PROJECT SUMMARY
As the first step in vision, photoreceptors have the crucial role of transducing light into a neural signal. Therefore,
any dysfunction of photoreceptors through injury or disease is devastating to an individual’s vision. As a result,
photoreceptors are the target of numerous clinical and preclinical therapies, all aimed at restoring their function.
Unsurprisingly, preclinical and clinical trials place enormous value on outcome measures that can quickly reveal
positive (or negative) functional effects as quickly as possible. Despite a veritable explosion of preclinical
treatments, there is a relative dearth of cellular-scale non-invasive, in vivo functional assays for photoreceptors
in the preclinical domain. Here, we propose to develop non-invasive in vivo functional tools and techniques to
obtain and validate contrast-free functional signals from photoreceptors.

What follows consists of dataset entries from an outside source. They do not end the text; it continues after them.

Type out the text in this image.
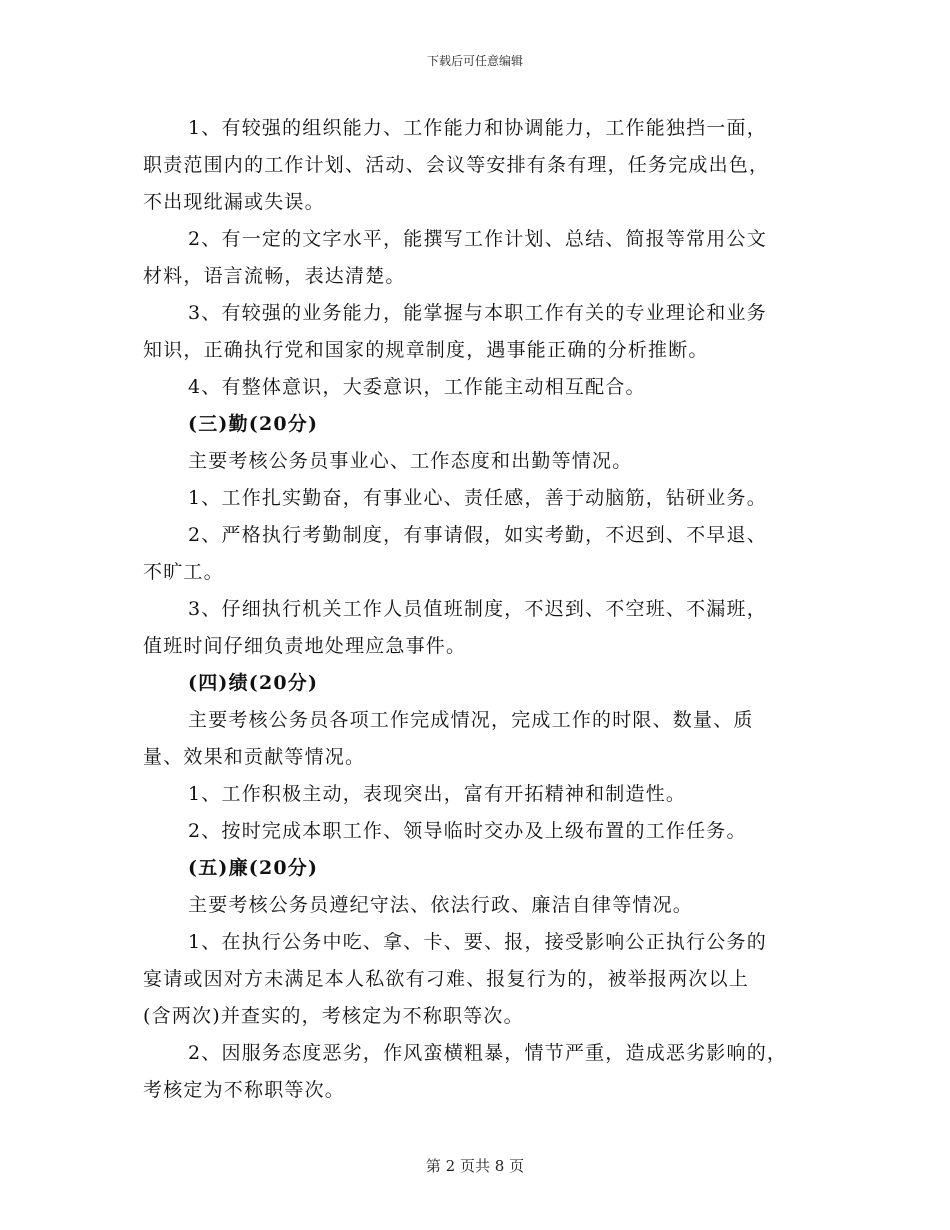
下载后可任意编辑

1、有较强的组织能力、工作能力和协调能力，工作能独挡一面，
职责范围内的工作计划、活动、会议等安排有条有理，任务完成出色，
不出现纰漏或失误。

2、有一定的文字水平，能撰写工作计划、总结、简报等常用公文
材料，语言流畅，表达清楚。

3、有较强的业务能力，能掌握与本职工作有关的专业理论和业务
知识，正确执行党和国家的规章制度，遇事能正确的分析推断。

4、有整体意识，大委意识，工作能主动相互配合。

(三)勤(20分)

主要考核公务员事业心、工作态度和出勤等情况。

1、工作扎实勤奋，有事业心、责任感，善于动脑筋，钻研业务。

2、严格执行考勤制度，有事请假，如实考勤，不迟到、不早退、
不旷工。

3、仔细执行机关工作人员值班制度，不迟到、不空班、不漏班，
值班时间仔细负责地处理应急事件。

(四)绩(20分)

主要考核公务员各项工作完成情况，完成工作的时限、数量、质
量、效果和贡献等情况。

1、工作积极主动，表现突出，富有开拓精神和制造性。

2、按时完成本职工作、领导临时交办及上级布置的工作任务。

(五)廉(20分)

主要考核公务员遵纪守法、依法行政、廉洁自律等情况。

1、在执行公务中吃、拿、卡、要、报，接受影响公正执行公务的
宴请或因对方未满足本人私欲有刁难、报复行为的，被举报两次以上
(含两次)并查实的，考核定为不称职等次。

2、因服务态度恶劣，作风蛮横粗暴，情节严重，造成恶劣影响的，
考核定为不称职等次。

第 2 页共 8 页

This study aims to: 1) Characterize the intensity-based optoretinogram from photoreceptors in vivo using
a tree shrew animal model, 2) Quantify and enhance the repeatability, reproducibility, and throughput of
functional imaging in the tree shrew, and 3) Validate the optoretinogram against “gold standard” measurements
of photoreceptor function in the tree shrew retina using mechanically and pharmacologically induced retinal
degenerations. We will address these goals by use of an animal-compatible adaptive optics scanning laser
ophthalmoscope, and the northern tree shrew animal model (Tupaia belangeri). We will first reverse-translate
the previously developed intensity-based optoretinogram from humans to the tree shrew. Next, we will establish
the minimum meaningful change that can be observed using an iORG in the tree shrew, assess inter-session
reproducibility, and develop tools to enhance efficient imaging in small animal models. Finally, we will utilize the
flexibility of the tree shrew animal model to investigate the ability of our nascent assays to sensitively measure
functional change in pharmacologically and mechanically induced retinal degenerations.

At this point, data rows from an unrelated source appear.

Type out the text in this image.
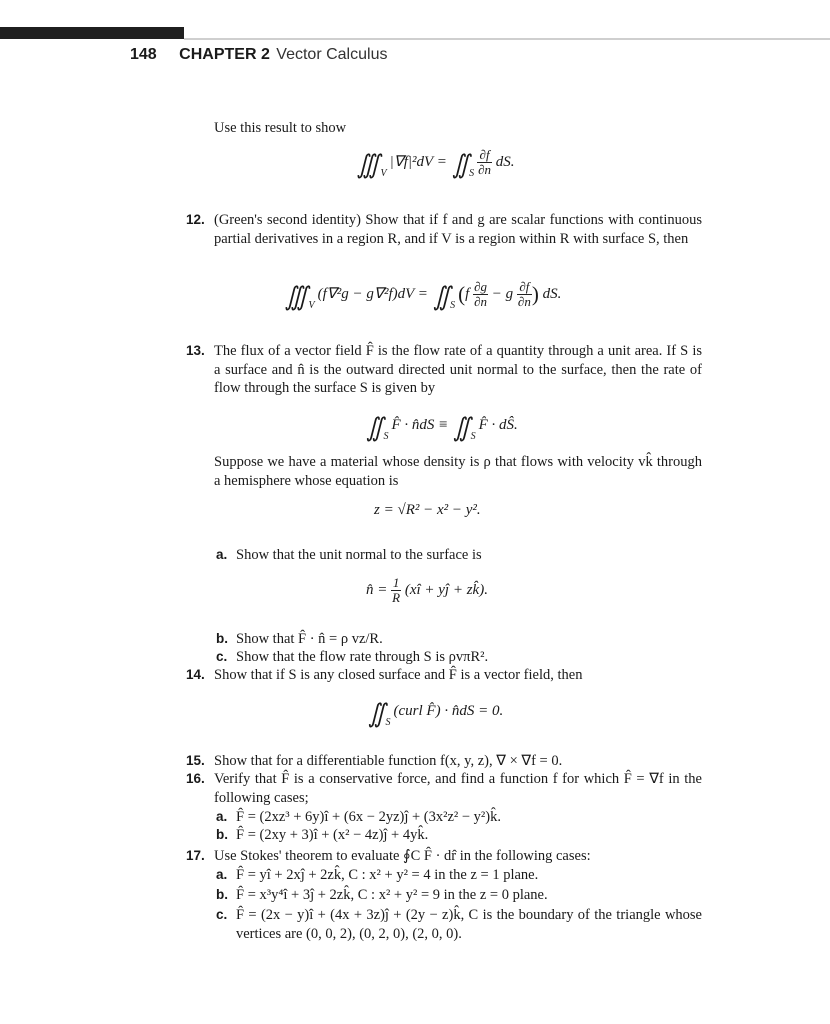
148 CHAPTER 2 Vector Calculus
Use this result to show
∭ $_V$|∇f|²dV = ∬ $_S \frac{\partial f}{\partial n}$ dS.
12. (Green's second identity) Show that if f and g are scalar functions with continuous partial derivatives in a region R, and if V is a region within R with surface S, then
∭ $_V$(f∇²g − g∇²f)dV = ∬ $_S$ ($f \frac{\partial g}{\partial n} - g \frac{\partial f}{\partial n}$ ) dS.
13. The flux of a vector field F̂ is the flow rate of a quantity through a unit area. If S is a surface and n̂ is the outward directed unit normal to the surface, then the rate of flow through the surface S is given by
∬ $_S$F̂ · n̂dS ≡ ∬ $_S$F̂ · dŜ.
Suppose we have a material whose density is ρ that flows with velocity vk̂ through a hemisphere whose equation is
z = √R² − x² − y².
a. Show that the unit normal to the surface is
n̂ = $\frac{1}{R}$ (xî + yĵ + zk̂).
b. Show that F̂ · n̂ = ρ vz/R.
c. Show that the flow rate through S is ρvπR².
14. Show that if S is any closed surface and F̂ is a vector field, then
∬ $_S$(curl F̂) · n̂dS = 0.
15. Show that for a differentiable function f(x, y, z), ∇ × ∇f = 0.
16. Verify that F̂ is a conservative force, and find a function f for which F̂ = ∇f in the following cases;
a. F̂ = (2xz³ + 6y)î + (6x − 2yz)ĵ + (3x²z² − y²)k̂.
b. F̂ = (2xy + 3)î + (x² − 4z)ĵ + 4yk̂.
17. Use Stokes' theorem to evaluate ∮C F̂ · dr̂ in the following cases:
a. F̂ = yî + 2xĵ + 2zk̂, C : x² + y² = 4 in the z = 1 plane.
b. F̂ = x³y⁴î + 3ĵ + 2zk̂, C : x² + y² = 9 in the z = 0 plane.
c. F̂ = (2x − y)î + (4x + 3z)ĵ + (2y − z)k̂, C is the boundary of the triangle whose vertices are (0, 0, 2), (0, 2, 0), (2, 0, 0).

The expected outcomes of this work are to have established a valuable functional imaging technique in
the tree shrew that is capable of assessing functional change at the level of an individual cell, and to develop
imaging tools that are applicable to small animal imaging beyond the tree shrew. Ultimately, we expect these
outcomes to facilitate the translation of novel preclinical therapies to humans.